Part one can be found here.
NB: I have been giving some thought as to just how “excellent” this conversation was; time and reflection have a way of filtering. I think I am downgrading it to a very good conversation, but one lacking a couple of very important points – and, perhaps, the single most important point. But I will come to all of this at the end, in the Epilogue of this post.
In this post, I continue with my review of a conversation held by Jordan Peterson to include Bishop Robert Baron, John Vervaeke, and Jonathan Pageau. This portion of the dialogue begins here. The first topic is the use of psychedelics, with Peterson asking, given the failure of the Church to attract people, what about it?

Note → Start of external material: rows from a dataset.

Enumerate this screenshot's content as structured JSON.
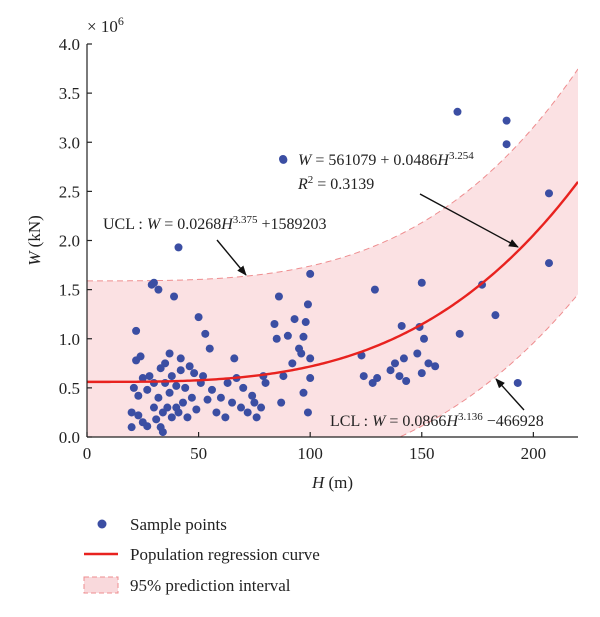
{
  "chart_data": {
    "type": "scatter",
    "title": "",
    "xlabel": "H (m)",
    "ylabel": "W (kN)",
    "y_multiplier": "× 10^6",
    "xlim": [
      0,
      220
    ],
    "ylim": [
      0,
      4.0
    ],
    "x_ticks": [
      0,
      50,
      100,
      150,
      200
    ],
    "y_ticks": [
      0.0,
      0.5,
      1.0,
      1.5,
      2.0,
      2.5,
      3.0,
      3.5,
      4.0
    ],
    "y_tick_labels": [
      "0.0",
      "0.5",
      "1.0",
      "1.5",
      "2.0",
      "2.5",
      "3.0",
      "3.5",
      "4.0"
    ],
    "x_tick_labels": [
      "0",
      "50",
      "100",
      "150",
      "200"
    ],
    "grid": false,
    "legend_position": "bottom",
    "regression": {
      "a": 0.561079,
      "b": 4.86e-08,
      "c": 3.254
    },
    "ucl": {
      "a": 1.589203,
      "b": 2.68e-08,
      "c": 3.375
    },
    "lcl": {
      "a": -0.466928,
      "b": 8.66e-08,
      "c": 3.136
    },
    "annotations": {
      "regression_equation": "W = 561079 + 0.0486H^3.254",
      "r_squared": "R² = 0.3139",
      "ucl_equation": "UCL : W = 0.0268H^3.375 +1589203",
      "lcl_equation": "LCL : W = 0.0866H^3.136 −466928"
    },
    "legend": [
      {
        "label": "Sample points",
        "color": "#3b4ea3",
        "type": "marker"
      },
      {
        "label": "Population regression curve",
        "color": "#e8221f",
        "type": "line"
      },
      {
        "label": "95% prediction interval",
        "color": "#f9d9dc",
        "type": "band"
      }
    ],
    "colors": {
      "points": "#3b4ea3",
      "regression": "#e8221f",
      "band_fill": "#fbe1e3",
      "band_edge": "#ee8d8f"
    },
    "points": [
      [
        20,
        0.1
      ],
      [
        20,
        0.25
      ],
      [
        21,
        0.5
      ],
      [
        22,
        1.08
      ],
      [
        22,
        0.78
      ],
      [
        23,
        0.22
      ],
      [
        23,
        0.42
      ],
      [
        24,
        0.82
      ],
      [
        25,
        0.15
      ],
      [
        25,
        0.6
      ],
      [
        27,
        0.11
      ],
      [
        27,
        0.48
      ],
      [
        28,
        0.62
      ],
      [
        29,
        1.55
      ],
      [
        30,
        1.57
      ],
      [
        30,
        0.3
      ],
      [
        30,
        0.55
      ],
      [
        31,
        0.18
      ],
      [
        32,
        0.4
      ],
      [
        32,
        1.5
      ],
      [
        33,
        0.7
      ],
      [
        33,
        0.1
      ],
      [
        34,
        0.25
      ],
      [
        34,
        0.05
      ],
      [
        35,
        0.55
      ],
      [
        35,
        0.75
      ],
      [
        36,
        0.3
      ],
      [
        37,
        0.85
      ],
      [
        37,
        0.45
      ],
      [
        38,
        0.2
      ],
      [
        38,
        0.62
      ],
      [
        39,
        1.43
      ],
      [
        40,
        0.3
      ],
      [
        40,
        0.52
      ],
      [
        41,
        1.93
      ],
      [
        41,
        0.25
      ],
      [
        42,
        0.8
      ],
      [
        42,
        0.68
      ],
      [
        43,
        0.35
      ],
      [
        44,
        0.5
      ],
      [
        45,
        0.2
      ],
      [
        46,
        0.72
      ],
      [
        47,
        0.4
      ],
      [
        48,
        0.65
      ],
      [
        49,
        0.28
      ],
      [
        50,
        1.22
      ],
      [
        51,
        0.55
      ],
      [
        52,
        0.62
      ],
      [
        53,
        1.05
      ],
      [
        54,
        0.38
      ],
      [
        55,
        0.9
      ],
      [
        56,
        0.48
      ],
      [
        58,
        0.25
      ],
      [
        60,
        0.4
      ],
      [
        62,
        0.2
      ],
      [
        63,
        0.55
      ],
      [
        65,
        0.35
      ],
      [
        66,
        0.8
      ],
      [
        67,
        0.6
      ],
      [
        69,
        0.3
      ],
      [
        70,
        0.5
      ],
      [
        72,
        0.25
      ],
      [
        74,
        0.42
      ],
      [
        75,
        0.35
      ],
      [
        76,
        0.2
      ],
      [
        78,
        0.3
      ],
      [
        79,
        0.62
      ],
      [
        80,
        0.55
      ],
      [
        84,
        1.15
      ],
      [
        85,
        1.0
      ],
      [
        86,
        1.43
      ],
      [
        87,
        0.35
      ],
      [
        88,
        2.82
      ],
      [
        88,
        0.62
      ],
      [
        90,
        1.03
      ],
      [
        92,
        0.75
      ],
      [
        93,
        1.2
      ],
      [
        95,
        0.9
      ],
      [
        96,
        0.85
      ],
      [
        97,
        0.45
      ],
      [
        97,
        1.02
      ],
      [
        98,
        1.17
      ],
      [
        99,
        0.25
      ],
      [
        99,
        1.35
      ],
      [
        100,
        0.6
      ],
      [
        100,
        0.8
      ],
      [
        100,
        1.66
      ],
      [
        123,
        0.83
      ],
      [
        124,
        0.62
      ],
      [
        128,
        0.55
      ],
      [
        129,
        1.5
      ],
      [
        130,
        0.6
      ],
      [
        136,
        0.68
      ],
      [
        138,
        0.75
      ],
      [
        140,
        0.62
      ],
      [
        141,
        1.13
      ],
      [
        142,
        0.8
      ],
      [
        143,
        0.57
      ],
      [
        148,
        0.85
      ],
      [
        149,
        1.12
      ],
      [
        150,
        0.65
      ],
      [
        150,
        1.57
      ],
      [
        151,
        1.0
      ],
      [
        153,
        0.75
      ],
      [
        156,
        0.72
      ],
      [
        166,
        3.31
      ],
      [
        167,
        1.05
      ],
      [
        177,
        1.55
      ],
      [
        183,
        1.24
      ],
      [
        188,
        2.98
      ],
      [
        188,
        3.22
      ],
      [
        193,
        0.55
      ],
      [
        207,
        2.48
      ],
      [
        207,
        1.77
      ]
    ]
  }
}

Now, before continuing, a different conversation between Jonathan Pageau and two authors of a book about Peterson just posted a few days ago, and they discussed this topic of psychedelics. The two men, Christopher Kaczor and Matthew Petrusek, are Catholic professors at Loyola Marymount in Los Angeles, and, also, Word on Fire fellows. Word on Fire is the outreach of Bishop Baron.

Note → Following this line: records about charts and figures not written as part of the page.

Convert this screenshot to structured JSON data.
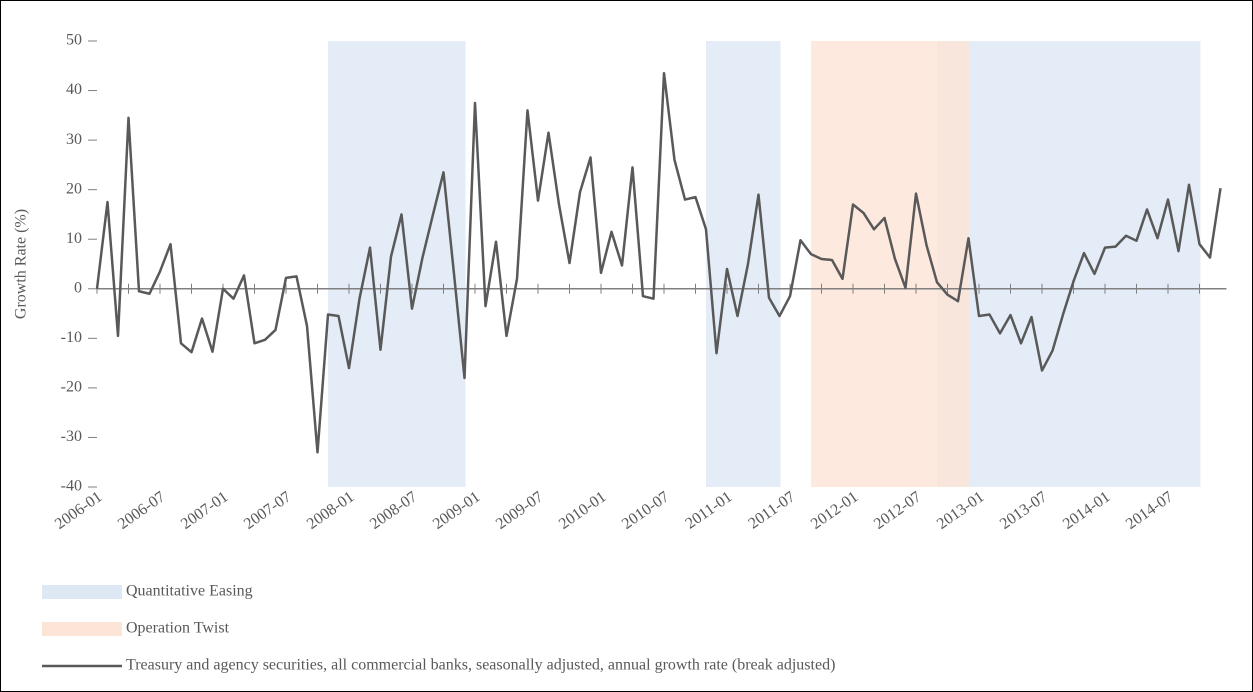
{
  "chart_data": {
    "type": "line",
    "y_label": "Growth Rate (%)",
    "categories": [
      "2006-01",
      null,
      null,
      null,
      null,
      null,
      "2006-07",
      null,
      null,
      null,
      null,
      null,
      "2007-01",
      null,
      null,
      null,
      null,
      null,
      "2007-07",
      null,
      null,
      null,
      null,
      null,
      "2008-01",
      null,
      null,
      null,
      null,
      null,
      "2008-07",
      null,
      null,
      null,
      null,
      null,
      "2009-01",
      null,
      null,
      null,
      null,
      null,
      "2009-07",
      null,
      null,
      null,
      null,
      null,
      "2010-01",
      null,
      null,
      null,
      null,
      null,
      "2010-07",
      null,
      null,
      null,
      null,
      null,
      "2011-01",
      null,
      null,
      null,
      null,
      null,
      "2011-07",
      null,
      null,
      null,
      null,
      null,
      "2012-01",
      null,
      null,
      null,
      null,
      null,
      "2012-07",
      null,
      null,
      null,
      null,
      null,
      "2013-01",
      null,
      null,
      null,
      null,
      null,
      "2013-07",
      null,
      null,
      null,
      null,
      null,
      "2014-01",
      null,
      null,
      null,
      null,
      null,
      "2014-07",
      null,
      null,
      null,
      null,
      null
    ],
    "series": [
      {
        "name": "Treasury and agency securities, all commercial banks, seasonally adjusted, annual growth rate (break adjusted)",
        "color": "#595959",
        "values": [
          0,
          17.5,
          -9.5,
          34.5,
          -0.5,
          -1,
          3.5,
          9,
          -11,
          -12.8,
          -6,
          -12.7,
          0,
          -2,
          2.7,
          -11,
          -10.3,
          -8.3,
          2.2,
          2.5,
          -7.5,
          -33,
          -5.2,
          -5.5,
          -16,
          -2,
          8.3,
          -12.3,
          6.5,
          15,
          -4,
          6.3,
          15,
          23.5,
          3,
          -18,
          37.5,
          -3.5,
          9.5,
          -9.5,
          2,
          36,
          17.8,
          31.5,
          17,
          5.2,
          19.5,
          26.5,
          3.2,
          11.5,
          4.7,
          24.5,
          -1.5,
          -2,
          43.5,
          26,
          18,
          18.5,
          12,
          -13,
          4,
          -5.5,
          5,
          19,
          -1.8,
          -5.5,
          -1.5,
          9.8,
          7,
          6,
          5.8,
          2,
          17,
          15.3,
          12,
          14.3,
          6,
          0.2,
          19.2,
          8.8,
          1.3,
          -1.2,
          -2.5,
          10.2,
          -5.5,
          -5.2,
          -9,
          -5.3,
          -11,
          -5.7,
          -16.5,
          -12.5,
          -5.2,
          1.5,
          7.2,
          3,
          8.3,
          8.5,
          10.7,
          9.7,
          16,
          10.2,
          18,
          7.6,
          21,
          9,
          6.3,
          20.3
        ]
      }
    ],
    "regions": [
      {
        "name": "Quantitative Easing",
        "color": "#dde8f5",
        "spans": [
          {
            "start": 22,
            "end": 35
          },
          {
            "start": 58,
            "end": 65
          },
          {
            "start": 80,
            "end": 105
          }
        ]
      },
      {
        "name": "Operation Twist",
        "color": "#fce4d6",
        "spans": [
          {
            "start": 68,
            "end": 83
          }
        ]
      }
    ],
    "ylim": [
      -40,
      50
    ],
    "yticks": [
      -40,
      -30,
      -20,
      -10,
      0,
      10,
      20,
      30,
      40,
      50
    ]
  }
}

The discussion regarding psychedelics begins here. Pageau introduces it by noting that in the last few months, Peterson has been talking a lot about psychedelics. Following are comments in response to this:
Psychedelics put feeling before love. A proper ordering places love before feeling – if we properly love, we will develop proper feelings for that which we love. It is the difference of experience in a passive way and an embodied experience.
“It’s cheating!” “You want the Resurrection without the Cross.”
Pageau describes a discussion Peterson had with “a couple of mushroom guys.” For two hours, they just talked about the experience. After two hours, Peterson asked, “so what is it about?” And one of the guys answered, “you realize that God doesn’t exist, and it’s just you.”
Pageau: Yeah, that’s it. Solipsism. The flip side of that ecstasy is despair, and the difference is paper thin. You end up alone, and that’s terror. Like the lowest level of Dante’s hell, each one frozen, alone, in ice.
Given that my experience with psychedelics is limited to listening to early Pink Floyd, Yes, and Sgt. Pepper’s, I won’t say much. However, it sounds like religion for the atomized individual – an extension of libertarianism individualism taken to places for which it is not designed.
In any case, returning to the reaction in the subject video, neither Pageau or Baron reacted favorably on this topic. Bishop Baron replies:
I would be more at home using the wisdom tradition, as you [Peterson] have been doing. We have our problems, certainly. Some of it came from the scandals, and some of it came from an exaggerated attempt to be relevant to society and dumb down our language to echo the culture.
How many times in church has dialogue been cut off – just believe, don’t ask questions. It seems to me that this is the opposite of what the Apostle Paul did on Mars Hill, where he engaged the philosophers. We are to be prepared to answer with reason regarding the hope we hold. Continuing, Vervaeke offers:
I will ask my students: where do you go for information? The internet. Where do you go for knowledge? The classroom, etc. Where do you go for wisdom? There is deafening silence. And wisdom is not optional.
And this ties back to the move toward nominalism. The words; propositions. Pageau (the opposite of a nominalist) offers:
We have had several centuries in Christianity to focus on proving the history. But this wisdom tradition is all there – we just need to go back and get people to connect to these experiences.
Bishop Baron then owned that this was the case in the Catholic church and his young training, that the focus was on the words, on propositions. And then, a real zinger from Pageau:
In the Orthodox Church, they say, if the sermon is more than fifteen minutes, it’s pride. Keep your sermons as short as possible.
Which pretty much counts every Protestant service I have attended. (To be clear, I am not advocating Pageau’s view, but I understand the sentiment.)
Propositional understanding is fine, but it is to be participatory. You enter into the church, you have a space structured as the ontological hierarchy of being, and then you see these images that are patterns and are revealing to you these mysteries that are beyond words.
I have described my feelings in such a church before. Just the space is worshipful, with Christ Pantocrator on the ceiling of the dome, and surrounded by the icons of a hundred saints and prophets, all joined by the parishioners – a real image of the Kingdom of God. But, I keep in mind…there are many words in a liturgical service, and the words are rather important…even propositional.